The Lagos Chapter of the Association of Certified Fraud Examiners (ACFE) is calling on the Nigerian federal government to consider decentralising investigations of money laundering and other related crimes to more effectively curb illicit financial flows (IFFs).
President of the Lagos Chapter of the international association, Godwin Oyedokun, said in a lecture during an ACFE training session that centralised investigations can be flawed by influence or abuse by corrupt officials involved in probes.
AML/CFT rules enforcement
Oyedokun said Nigeria’s anti-money laundering and counter financing of terrorism (AML/CFT) rules are now in place to prevent financial institutions from being used for money laundering, particularly through the identification of sources of funds and limitations on certain transactions that serve as vehicles for money laundering.

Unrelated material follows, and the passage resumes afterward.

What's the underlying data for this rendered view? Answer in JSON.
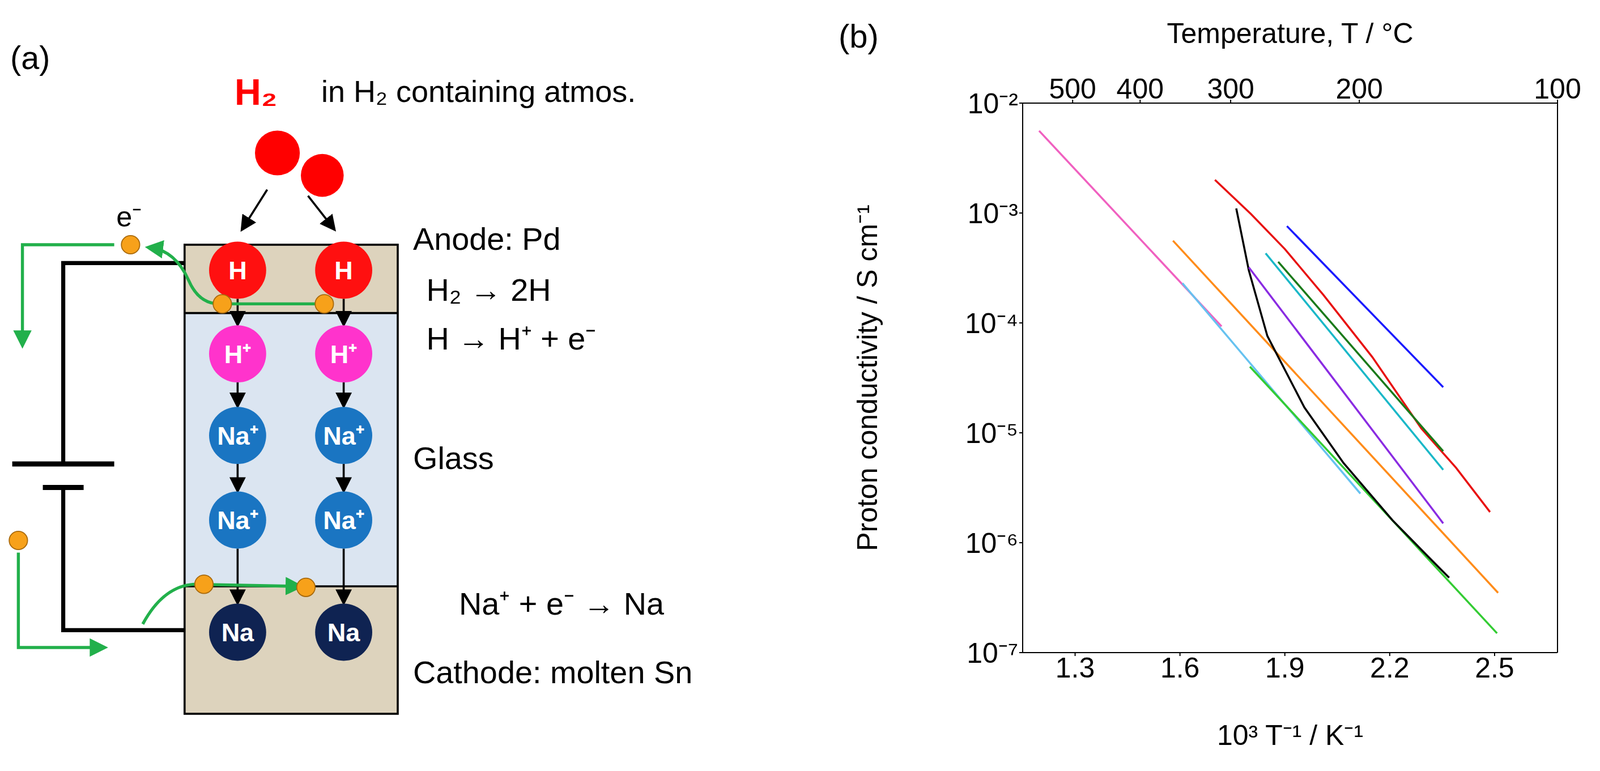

But he is concerned that investigations into breaches of AML/CFT regulations are being jeopardised by corrupt officials who are close to these investigations, thus suggesting that enforcement of these rules is not sufficiently rigorous.
National and African challenges
Nigerian President Muhammadu Buhari recently told an audience at the 74th UN General Assembly that his country lost US$157.5 billion dollars to IFFs between 2003 and 2012. Some analysts suggest that IFFs have remained at a level similar to 2012.
In the face of the ravaging effects of the coronavirus crisis, the UN has said curbing capital flight and illicit financial flows in Africa could generate new funds of up to US$88.6 billion a year to respond to the pandemic.